Very clearly, the venue provision here asserted was not necessary to the full exercise of the authority granted, and its inclusion in promissory notes is neither usual nor to be expected. In accord with this view, we have recently held that a note containing this very provision was, as a matter of law, not an ordinary promissory note. Stewart v. Capital Fert. Co.,207 Ala. 596, 93 So. 641. And in City Bank of Wheeling v. Bryan, 72 W. Va. 29, 78 S.E. 400, 404, the Supreme Court of West Virginia held that an agent's authority to execute promissory notes for the principal's debt did not include an implied authority to stipulate in the notes that any attorney could appear for the maker in a court of record, and waive process and confess judgment in favor of the payee; and that such a stipulation was therefore utterly void.
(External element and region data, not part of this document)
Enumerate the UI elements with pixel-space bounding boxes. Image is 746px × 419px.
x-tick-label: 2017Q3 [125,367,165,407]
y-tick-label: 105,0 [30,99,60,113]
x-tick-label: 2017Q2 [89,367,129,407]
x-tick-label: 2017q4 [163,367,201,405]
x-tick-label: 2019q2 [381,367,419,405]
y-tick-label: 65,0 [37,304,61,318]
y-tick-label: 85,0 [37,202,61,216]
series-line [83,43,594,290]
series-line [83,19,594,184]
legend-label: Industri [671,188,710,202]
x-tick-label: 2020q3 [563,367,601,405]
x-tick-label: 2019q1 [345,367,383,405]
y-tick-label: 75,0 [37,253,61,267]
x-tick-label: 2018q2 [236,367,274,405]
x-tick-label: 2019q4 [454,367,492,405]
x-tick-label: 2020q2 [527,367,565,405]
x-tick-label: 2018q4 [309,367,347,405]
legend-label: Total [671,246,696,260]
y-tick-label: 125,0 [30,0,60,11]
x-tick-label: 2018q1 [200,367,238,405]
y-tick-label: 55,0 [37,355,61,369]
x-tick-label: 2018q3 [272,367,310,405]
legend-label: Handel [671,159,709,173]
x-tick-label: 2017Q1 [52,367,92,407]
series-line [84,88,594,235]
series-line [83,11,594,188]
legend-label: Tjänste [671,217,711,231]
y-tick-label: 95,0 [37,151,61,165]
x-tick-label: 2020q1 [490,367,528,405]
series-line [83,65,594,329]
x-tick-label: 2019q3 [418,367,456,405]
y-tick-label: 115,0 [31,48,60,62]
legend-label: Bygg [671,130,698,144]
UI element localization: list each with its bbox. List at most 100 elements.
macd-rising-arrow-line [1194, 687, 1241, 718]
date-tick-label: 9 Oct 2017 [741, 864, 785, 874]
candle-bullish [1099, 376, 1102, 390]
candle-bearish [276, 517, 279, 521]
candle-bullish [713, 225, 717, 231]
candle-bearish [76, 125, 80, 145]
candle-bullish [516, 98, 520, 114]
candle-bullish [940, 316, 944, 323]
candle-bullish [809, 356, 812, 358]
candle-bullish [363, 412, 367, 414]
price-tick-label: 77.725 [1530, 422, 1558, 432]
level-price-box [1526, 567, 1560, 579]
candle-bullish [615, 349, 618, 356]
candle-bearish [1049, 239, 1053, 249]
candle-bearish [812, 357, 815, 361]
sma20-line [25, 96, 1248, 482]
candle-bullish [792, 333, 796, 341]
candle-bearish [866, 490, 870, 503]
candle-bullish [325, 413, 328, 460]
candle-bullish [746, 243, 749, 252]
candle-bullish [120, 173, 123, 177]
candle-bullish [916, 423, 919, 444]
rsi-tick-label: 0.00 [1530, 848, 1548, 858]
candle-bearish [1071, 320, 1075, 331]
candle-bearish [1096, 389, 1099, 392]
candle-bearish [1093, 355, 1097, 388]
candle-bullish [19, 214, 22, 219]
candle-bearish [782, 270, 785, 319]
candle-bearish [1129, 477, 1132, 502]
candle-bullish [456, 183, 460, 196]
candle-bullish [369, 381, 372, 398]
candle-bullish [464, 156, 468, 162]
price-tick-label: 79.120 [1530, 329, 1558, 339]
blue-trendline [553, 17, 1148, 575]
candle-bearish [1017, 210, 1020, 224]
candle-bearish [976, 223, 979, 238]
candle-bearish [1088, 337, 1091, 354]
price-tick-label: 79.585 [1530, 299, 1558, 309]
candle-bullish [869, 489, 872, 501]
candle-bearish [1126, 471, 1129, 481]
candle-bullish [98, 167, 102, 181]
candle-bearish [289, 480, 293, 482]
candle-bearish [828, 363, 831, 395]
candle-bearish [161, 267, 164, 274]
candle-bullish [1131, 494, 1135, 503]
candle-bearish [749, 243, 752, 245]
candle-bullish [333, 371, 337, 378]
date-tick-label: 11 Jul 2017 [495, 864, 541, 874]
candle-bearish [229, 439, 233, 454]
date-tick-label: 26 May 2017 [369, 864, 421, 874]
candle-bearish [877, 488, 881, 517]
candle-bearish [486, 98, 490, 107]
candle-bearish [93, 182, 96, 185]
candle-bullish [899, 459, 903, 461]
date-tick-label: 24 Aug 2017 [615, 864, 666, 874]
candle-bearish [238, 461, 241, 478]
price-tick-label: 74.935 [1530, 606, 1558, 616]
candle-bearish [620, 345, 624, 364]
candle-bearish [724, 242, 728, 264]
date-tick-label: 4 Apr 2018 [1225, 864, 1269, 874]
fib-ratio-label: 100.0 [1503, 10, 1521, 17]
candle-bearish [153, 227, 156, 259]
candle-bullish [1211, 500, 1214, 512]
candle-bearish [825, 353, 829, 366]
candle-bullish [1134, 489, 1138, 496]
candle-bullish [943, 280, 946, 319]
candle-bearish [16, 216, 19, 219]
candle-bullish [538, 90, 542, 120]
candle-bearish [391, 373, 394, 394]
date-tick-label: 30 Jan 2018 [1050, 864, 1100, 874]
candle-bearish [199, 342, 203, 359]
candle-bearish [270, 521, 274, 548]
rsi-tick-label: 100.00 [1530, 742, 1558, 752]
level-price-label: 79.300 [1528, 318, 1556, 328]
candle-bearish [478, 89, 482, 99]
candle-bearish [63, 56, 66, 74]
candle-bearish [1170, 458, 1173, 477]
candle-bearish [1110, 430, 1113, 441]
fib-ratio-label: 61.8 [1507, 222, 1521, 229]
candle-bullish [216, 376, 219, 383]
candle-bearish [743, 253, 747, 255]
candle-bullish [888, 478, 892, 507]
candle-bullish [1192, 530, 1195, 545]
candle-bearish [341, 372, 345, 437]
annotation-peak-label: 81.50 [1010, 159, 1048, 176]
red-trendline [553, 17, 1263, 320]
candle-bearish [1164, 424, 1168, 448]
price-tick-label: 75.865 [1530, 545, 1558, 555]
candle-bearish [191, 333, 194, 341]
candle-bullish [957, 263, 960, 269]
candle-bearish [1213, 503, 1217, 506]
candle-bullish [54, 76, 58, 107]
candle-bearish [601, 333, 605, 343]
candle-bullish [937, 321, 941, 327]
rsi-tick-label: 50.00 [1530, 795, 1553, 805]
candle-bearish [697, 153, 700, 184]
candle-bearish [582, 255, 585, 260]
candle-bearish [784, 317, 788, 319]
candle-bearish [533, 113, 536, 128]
We think and hold that the venue provision here in question was in excess of the agent's authority to execute the notes, and that it is not binding on his principal, this defendant. *Page 153

It results that the plea in abatement should have been sustained instead of denied, and the judgment of the circuit court was grounded in error.

Let the judgment be reversed and the cause remanded for another trial in accordance herewith.

Reversed and remanded.

All the Justices concur, except THOMAS, J., who dissents.

SAYRE, GARDNER, and MILLER, JJ., concur in the opinion.

ANDERSON, C. J., and McCLELLAN, J., concur on the ground that the stipulation in question was ultra vires of the defendant corporation.